The simple bottom line is that the Tango, (from Argentina), is a dance of gender as both male and female parity are expressed in both it's primal and sophisticated emotions. It is a public show of total eroticism.
But if the Tango is a dance of love(sexual hunger), it is also a dance of death. Perhaps the most frequent image of it is that of a sexual duel---open to love but susceptible to death, in which resolution is never quite achieved in the course of the dance.
Starting with even the very film ever devoted to the Tango was called El Tango de la muerta, in 1917, and even Bernado Bertolucci's metaphor for loving and yielding to death in Paris, was Last Tango In Paris, 1972. The ever present concept of a dance macabre fits well with the Tango's ardour. It is seen by many as a near- religious ritual in which fears---even death can be overcome.
The traditional explanation of the tango is that it epitomizes male power in that the steps of the male and female partner are identical and there are no flourishes or caprices given solely to the woman. It is like mutual lust...The female shows no will of her own. Though they may be technically difficult for her,her steps must be performed to give the appearance that they are due solely to her partner's masterful guidance. She is never allowed to to escape the man's embrace and must execute the most complex figures of the legs with her upper body immobile in a stylized, tense embrace, totally overpowered by the male...and yet, the very equality of the steps is , in fact liberating for the woman.

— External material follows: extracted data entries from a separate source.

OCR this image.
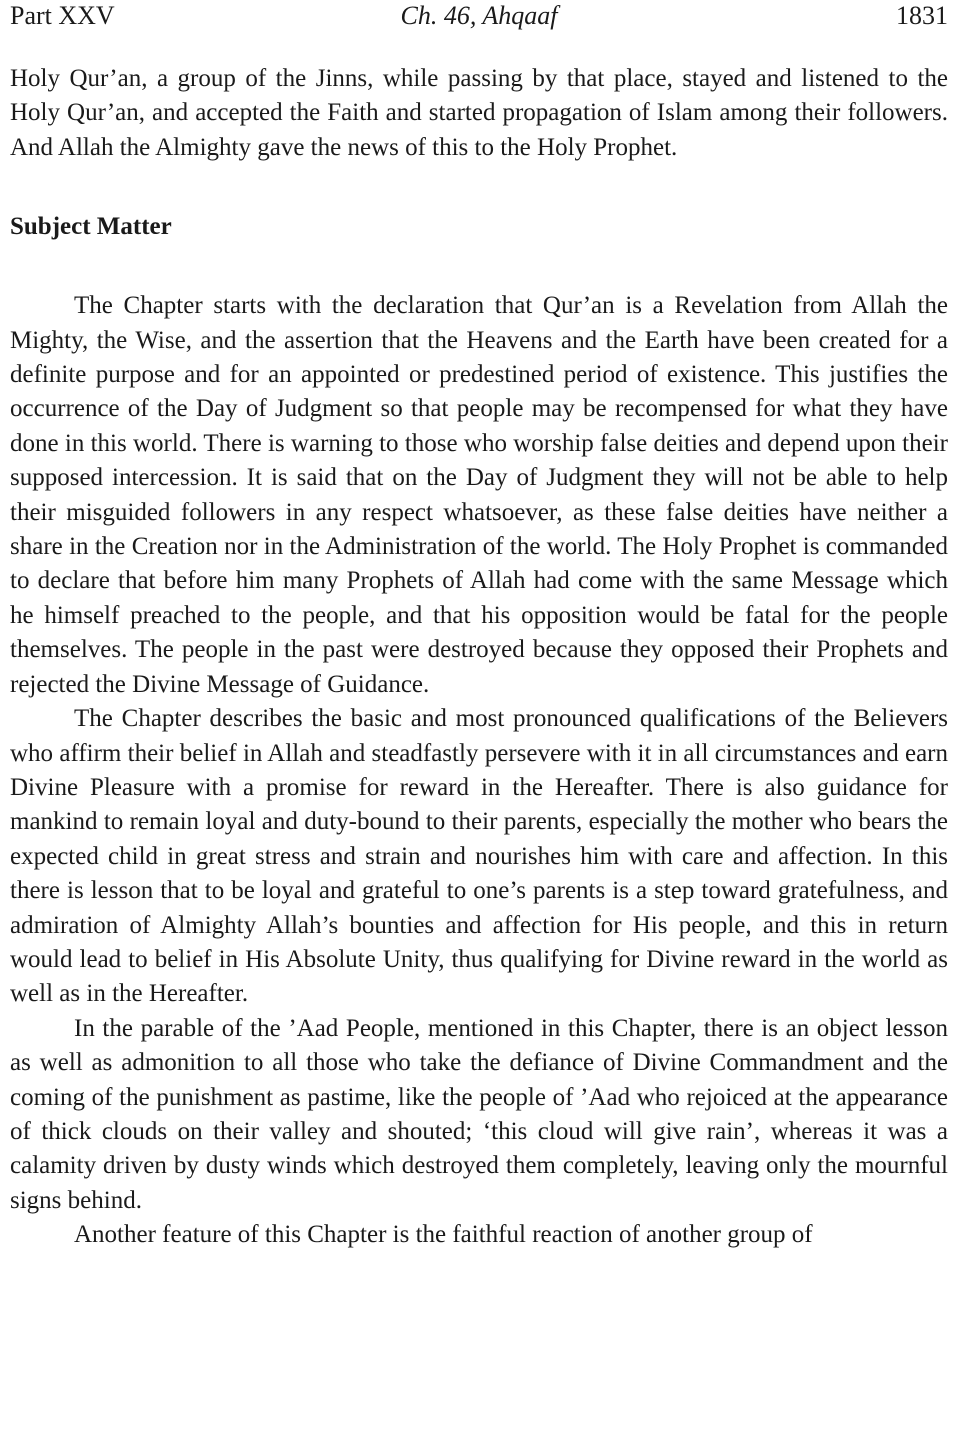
Part XXV	Ch. 46, Ahqaaf	1831

Holy Qur’an, a group of the Jinns, while passing by that place, stayed and listened to the Holy Qur’an, and accepted the Faith and started propagation of Islam among their followers. And Allah the Almighty gave the news of this to the Holy Prophet.

Subject Matter

The Chapter starts with the declaration that Qur’an is a Revelation from Allah the Mighty, the Wise, and the assertion that the Heavens and the Earth have been created for a definite purpose and for an appointed or predestined period of existence. This justifies the occurrence of the Day of Judgment so that people may be recompensed for what they have done in this world. There is warning to those who worship false deities and depend upon their supposed intercession. It is said that on the Day of Judgment they will not be able to help their misguided followers in any respect whatsoever, as these false deities have neither a share in the Creation nor in the Administration of the world. The Holy Prophet is commanded to declare that before him many Prophets of Allah had come with the same Message which he himself preached to the people, and that his opposition would be fatal for the people themselves. The people in the past were destroyed because they opposed their Prophets and rejected the Divine Message of Guidance.

The Chapter describes the basic and most pronounced qualifications of the Believers who affirm their belief in Allah and steadfastly persevere with it in all circumstances and earn Divine Pleasure with a promise for reward in the Hereafter. There is also guidance for mankind to remain loyal and duty-bound to their parents, especially the mother who bears the expected child in great stress and strain and nourishes him with care and affection. In this there is lesson that to be loyal and grateful to one’s parents is a step toward gratefulness, and admiration of Almighty Allah’s bounties and affection for His people, and this in return would lead to belief in His Absolute Unity, thus qualifying for Divine reward in the world as well as in the Hereafter.

In the parable of the ’Aad People, mentioned in this Chapter, there is an object lesson as well as admonition to all those who take the defiance of Divine Commandment and the coming of the punishment as pastime, like the people of ’Aad who rejoiced at the appearance of thick clouds on their valley and shouted; ‘this cloud will give rain’, whereas it was a calamity driven by dusty winds which destroyed them completely, leaving only the mournful signs behind.

Another feature of this Chapter is the faithful reaction of another group of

The intervention of the woman's legs into the man's stride(especially in any culture prizing phallic masculinity) is a bold departure from the previous pattern of the male's determination of all mobility. The abutting of bodies and forward gesture of the woman's leg also constitute a significant intrusion into the male precent. Even the man's upper body strength and superior height can be compromised by the dance's glides and the parallelism of the male and female body.

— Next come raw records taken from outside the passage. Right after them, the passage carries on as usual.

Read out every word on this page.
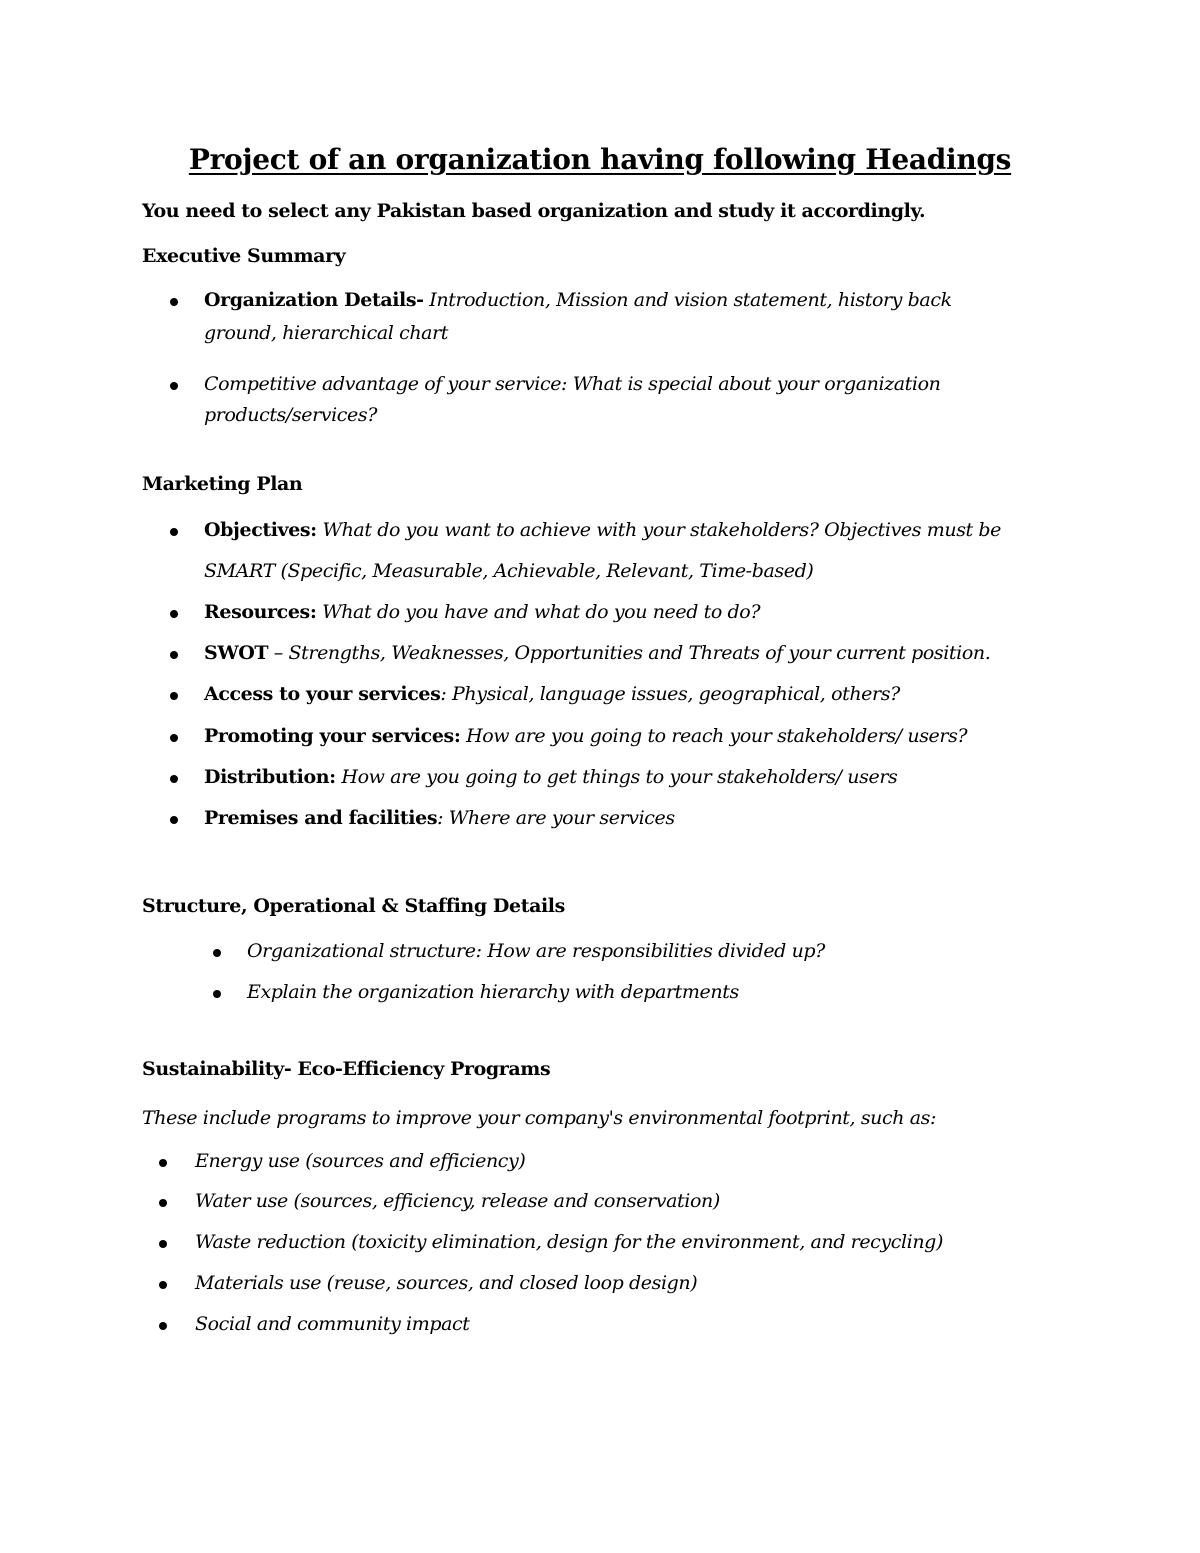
Project of an organization having following Headings
You need to select any Pakistan based organization and study it accordingly.
Executive Summary
Organization Details- Introduction, Mission and vision statement, history back
ground, hierarchical chart
Competitive advantage of your service: What is special about your organization
products/services?
Marketing Plan
Objectives: What do you want to achieve with your stakeholders? Objectives must be
SMART (Specific, Measurable, Achievable, Relevant, Time-based)
Resources: What do you have and what do you need to do?
SWOT – Strengths, Weaknesses, Opportunities and Threats of your current position.
Access to your services: Physical, language issues, geographical, others?
Promoting your services: How are you going to reach your stakeholders/ users?
Distribution: How are you going to get things to your stakeholders/ users
Premises and facilities: Where are your services
Structure, Operational & Staffing Details
Organizational structure: How are responsibilities divided up?
Explain the organization hierarchy with departments
Sustainability- Eco-Efficiency Programs
These include programs to improve your company's environmental footprint, such as:
Energy use (sources and efficiency)
Water use (sources, efficiency, release and conservation)
Waste reduction (toxicity elimination, design for the environment, and recycling)
Materials use (reuse, sources, and closed loop design)
Social and community impact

The rather blatant sexual themes of the tango as a dance may seem to contradict those of tango as poetry in motion. The man, active to the point of being both physically aggressive and aroused; the woman completely passive at first seems the opposites of the roles designated to the sexes in the tango lyrics and in real life for the most part, but the images of the relationships between the sexes may both be forms of denying fear and timidity in the face of a threat of total failure; a philosophy of bitterness, resentment and pessimism are oriented toward the same liberating goal as that of a danced statement of mutual machismo, confidence in and with each other and most assuredly, that of sexual optimism....I've always loved the Tango.